Adding to the partisan currents, the state elections board requires a supermajority of four votes to call for a new election. With three Democrats and two Republicans, the board will not have the votes to take any action if its members vote along partisan lines. That would turn attention to Congress, which also has the power to order a new election.
Britt, the first witness, declared on the stand that Harris knew nothing.
“I think you’ve got one innocent person in this thing who hasn’t done anything wrong and who is getting a really bad rap in all of this, and that’s Mr. Harris,” she said.
Dowless’s lawyer, Singletary, told reporters that Britt’s testimony “is not true.” Asked whether Dowless directed illegal ballot-harvesting, she responded, “Hell no!”
Strach told the board that the staff deployed four investigators in the 9th District, interviewing 142 voters and 30 witnesses and examining thousands of subpoenaed campaign and phone records. She said Dowless paid his workers $125 for every 50 absentee ballots they collected.

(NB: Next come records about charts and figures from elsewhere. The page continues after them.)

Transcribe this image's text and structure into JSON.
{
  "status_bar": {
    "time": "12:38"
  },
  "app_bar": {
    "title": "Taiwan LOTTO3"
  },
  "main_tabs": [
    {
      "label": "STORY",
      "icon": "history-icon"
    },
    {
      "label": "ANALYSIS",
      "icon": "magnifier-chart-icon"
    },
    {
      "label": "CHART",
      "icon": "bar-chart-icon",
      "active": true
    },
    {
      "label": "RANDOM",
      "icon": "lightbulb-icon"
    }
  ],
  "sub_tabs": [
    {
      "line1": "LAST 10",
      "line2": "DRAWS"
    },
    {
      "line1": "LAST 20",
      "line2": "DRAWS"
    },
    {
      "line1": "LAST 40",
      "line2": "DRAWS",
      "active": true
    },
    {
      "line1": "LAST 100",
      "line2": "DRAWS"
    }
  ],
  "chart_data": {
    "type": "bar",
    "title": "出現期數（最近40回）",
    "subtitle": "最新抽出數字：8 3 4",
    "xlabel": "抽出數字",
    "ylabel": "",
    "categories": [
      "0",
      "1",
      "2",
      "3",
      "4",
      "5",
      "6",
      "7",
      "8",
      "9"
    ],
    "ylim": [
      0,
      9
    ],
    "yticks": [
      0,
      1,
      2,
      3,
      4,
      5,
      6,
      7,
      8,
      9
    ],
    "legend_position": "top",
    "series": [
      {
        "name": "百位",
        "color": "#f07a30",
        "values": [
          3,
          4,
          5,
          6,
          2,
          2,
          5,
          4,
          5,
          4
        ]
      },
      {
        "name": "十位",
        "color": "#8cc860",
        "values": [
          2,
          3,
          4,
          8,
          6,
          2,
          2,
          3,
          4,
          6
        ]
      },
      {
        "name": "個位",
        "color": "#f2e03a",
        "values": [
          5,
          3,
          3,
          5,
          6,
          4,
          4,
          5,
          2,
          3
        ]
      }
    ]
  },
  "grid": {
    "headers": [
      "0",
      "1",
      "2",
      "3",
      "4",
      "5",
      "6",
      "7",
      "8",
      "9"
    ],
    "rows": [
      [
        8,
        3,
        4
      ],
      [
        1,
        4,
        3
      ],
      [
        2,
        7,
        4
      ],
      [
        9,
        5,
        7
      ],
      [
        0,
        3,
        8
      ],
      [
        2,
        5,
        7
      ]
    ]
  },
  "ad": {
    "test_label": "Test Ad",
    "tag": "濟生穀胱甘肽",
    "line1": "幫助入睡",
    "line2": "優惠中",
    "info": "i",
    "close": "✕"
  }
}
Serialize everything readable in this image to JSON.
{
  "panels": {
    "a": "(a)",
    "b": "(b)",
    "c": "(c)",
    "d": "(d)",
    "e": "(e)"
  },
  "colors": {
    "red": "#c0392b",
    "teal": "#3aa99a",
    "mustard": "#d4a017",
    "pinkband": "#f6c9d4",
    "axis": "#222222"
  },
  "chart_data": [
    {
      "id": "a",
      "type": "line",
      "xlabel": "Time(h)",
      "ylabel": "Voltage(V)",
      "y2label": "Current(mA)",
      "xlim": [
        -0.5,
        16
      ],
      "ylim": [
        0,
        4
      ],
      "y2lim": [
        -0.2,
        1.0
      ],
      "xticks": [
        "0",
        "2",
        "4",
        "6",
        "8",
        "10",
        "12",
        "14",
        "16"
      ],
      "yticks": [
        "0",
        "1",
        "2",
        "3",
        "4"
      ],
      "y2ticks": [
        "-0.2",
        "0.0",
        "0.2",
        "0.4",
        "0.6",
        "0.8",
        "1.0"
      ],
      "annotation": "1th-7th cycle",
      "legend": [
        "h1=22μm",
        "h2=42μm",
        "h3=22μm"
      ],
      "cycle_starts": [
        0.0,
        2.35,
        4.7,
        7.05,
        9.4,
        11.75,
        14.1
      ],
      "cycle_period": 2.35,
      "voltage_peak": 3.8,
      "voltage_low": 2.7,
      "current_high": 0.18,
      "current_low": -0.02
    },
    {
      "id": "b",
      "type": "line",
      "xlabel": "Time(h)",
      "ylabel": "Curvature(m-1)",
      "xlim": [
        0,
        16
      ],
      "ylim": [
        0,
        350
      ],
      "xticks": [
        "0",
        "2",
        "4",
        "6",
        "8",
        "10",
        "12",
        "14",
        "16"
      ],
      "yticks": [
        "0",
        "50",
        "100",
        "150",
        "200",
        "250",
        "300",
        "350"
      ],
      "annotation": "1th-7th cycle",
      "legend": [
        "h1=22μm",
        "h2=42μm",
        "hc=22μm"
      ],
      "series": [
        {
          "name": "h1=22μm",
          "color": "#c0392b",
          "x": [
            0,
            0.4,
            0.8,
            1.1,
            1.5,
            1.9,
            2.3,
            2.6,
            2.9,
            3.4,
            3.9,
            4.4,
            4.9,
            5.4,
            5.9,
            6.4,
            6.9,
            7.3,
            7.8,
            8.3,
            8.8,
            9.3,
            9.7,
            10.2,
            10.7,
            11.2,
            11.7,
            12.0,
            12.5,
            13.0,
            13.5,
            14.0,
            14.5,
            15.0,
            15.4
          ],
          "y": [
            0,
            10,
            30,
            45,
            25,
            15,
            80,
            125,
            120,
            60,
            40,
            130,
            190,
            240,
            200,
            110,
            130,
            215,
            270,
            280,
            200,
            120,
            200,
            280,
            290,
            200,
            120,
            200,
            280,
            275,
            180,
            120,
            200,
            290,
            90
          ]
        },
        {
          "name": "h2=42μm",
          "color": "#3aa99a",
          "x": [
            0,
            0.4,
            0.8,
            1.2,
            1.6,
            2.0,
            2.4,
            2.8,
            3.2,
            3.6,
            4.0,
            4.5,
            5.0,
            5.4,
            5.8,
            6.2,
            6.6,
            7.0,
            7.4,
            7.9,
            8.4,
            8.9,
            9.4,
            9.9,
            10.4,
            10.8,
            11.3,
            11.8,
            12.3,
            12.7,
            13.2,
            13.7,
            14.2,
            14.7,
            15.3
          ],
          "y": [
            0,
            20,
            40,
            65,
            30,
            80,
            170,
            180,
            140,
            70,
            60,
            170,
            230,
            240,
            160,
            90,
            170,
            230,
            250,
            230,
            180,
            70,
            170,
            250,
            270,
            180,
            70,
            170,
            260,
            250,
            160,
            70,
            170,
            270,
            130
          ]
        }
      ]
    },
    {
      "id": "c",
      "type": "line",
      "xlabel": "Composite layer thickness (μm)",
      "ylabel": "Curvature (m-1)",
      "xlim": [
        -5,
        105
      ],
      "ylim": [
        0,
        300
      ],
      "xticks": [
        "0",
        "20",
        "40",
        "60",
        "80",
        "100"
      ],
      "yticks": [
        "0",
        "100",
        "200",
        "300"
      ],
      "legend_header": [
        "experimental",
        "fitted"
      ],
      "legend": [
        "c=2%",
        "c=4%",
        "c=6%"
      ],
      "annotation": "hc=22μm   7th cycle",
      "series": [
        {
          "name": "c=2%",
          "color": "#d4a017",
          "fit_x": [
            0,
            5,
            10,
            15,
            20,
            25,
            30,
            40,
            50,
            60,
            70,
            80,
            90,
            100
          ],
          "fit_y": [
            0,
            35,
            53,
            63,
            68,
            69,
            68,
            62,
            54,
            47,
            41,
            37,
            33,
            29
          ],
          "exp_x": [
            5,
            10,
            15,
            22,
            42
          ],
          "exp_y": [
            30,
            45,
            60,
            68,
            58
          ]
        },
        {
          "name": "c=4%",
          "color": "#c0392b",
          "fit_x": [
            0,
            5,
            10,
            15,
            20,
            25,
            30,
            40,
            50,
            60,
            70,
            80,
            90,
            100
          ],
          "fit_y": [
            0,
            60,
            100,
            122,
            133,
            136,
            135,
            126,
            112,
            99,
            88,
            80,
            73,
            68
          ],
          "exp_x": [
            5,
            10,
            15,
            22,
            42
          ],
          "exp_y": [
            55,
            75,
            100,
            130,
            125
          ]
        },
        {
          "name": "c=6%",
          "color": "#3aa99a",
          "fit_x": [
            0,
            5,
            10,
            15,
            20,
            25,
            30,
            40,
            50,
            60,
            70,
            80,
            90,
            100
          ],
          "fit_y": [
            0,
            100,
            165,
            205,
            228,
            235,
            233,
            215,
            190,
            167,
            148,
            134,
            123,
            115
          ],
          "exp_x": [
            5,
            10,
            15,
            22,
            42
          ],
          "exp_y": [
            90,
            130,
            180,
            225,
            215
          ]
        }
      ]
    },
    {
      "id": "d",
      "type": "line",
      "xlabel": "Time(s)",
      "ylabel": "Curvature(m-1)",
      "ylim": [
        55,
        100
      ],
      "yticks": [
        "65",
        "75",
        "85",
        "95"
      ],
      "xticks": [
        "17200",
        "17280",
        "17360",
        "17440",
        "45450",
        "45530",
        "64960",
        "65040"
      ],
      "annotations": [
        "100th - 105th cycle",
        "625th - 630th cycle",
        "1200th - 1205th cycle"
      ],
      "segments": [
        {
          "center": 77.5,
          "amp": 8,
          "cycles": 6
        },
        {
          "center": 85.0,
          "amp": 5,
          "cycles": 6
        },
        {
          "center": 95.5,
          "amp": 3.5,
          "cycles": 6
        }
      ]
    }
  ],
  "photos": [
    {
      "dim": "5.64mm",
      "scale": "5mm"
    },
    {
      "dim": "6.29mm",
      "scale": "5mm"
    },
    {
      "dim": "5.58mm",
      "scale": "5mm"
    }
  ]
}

Dowless, 63, was investigated in 2016, when he helped deliver an overwhelming share of the mail-in vote in Bladen County for a different Republican congressional candidate, Todd Johnson. The 9th District stretches along the South Carolina border from Charlotte to rural, eastern North Carolina.
The board has planned three days of hearings this week, but gave no sign by the end of the day Monday whether the testimony would wrap up by then.
Kirk Ross in Raleigh contributed to this report.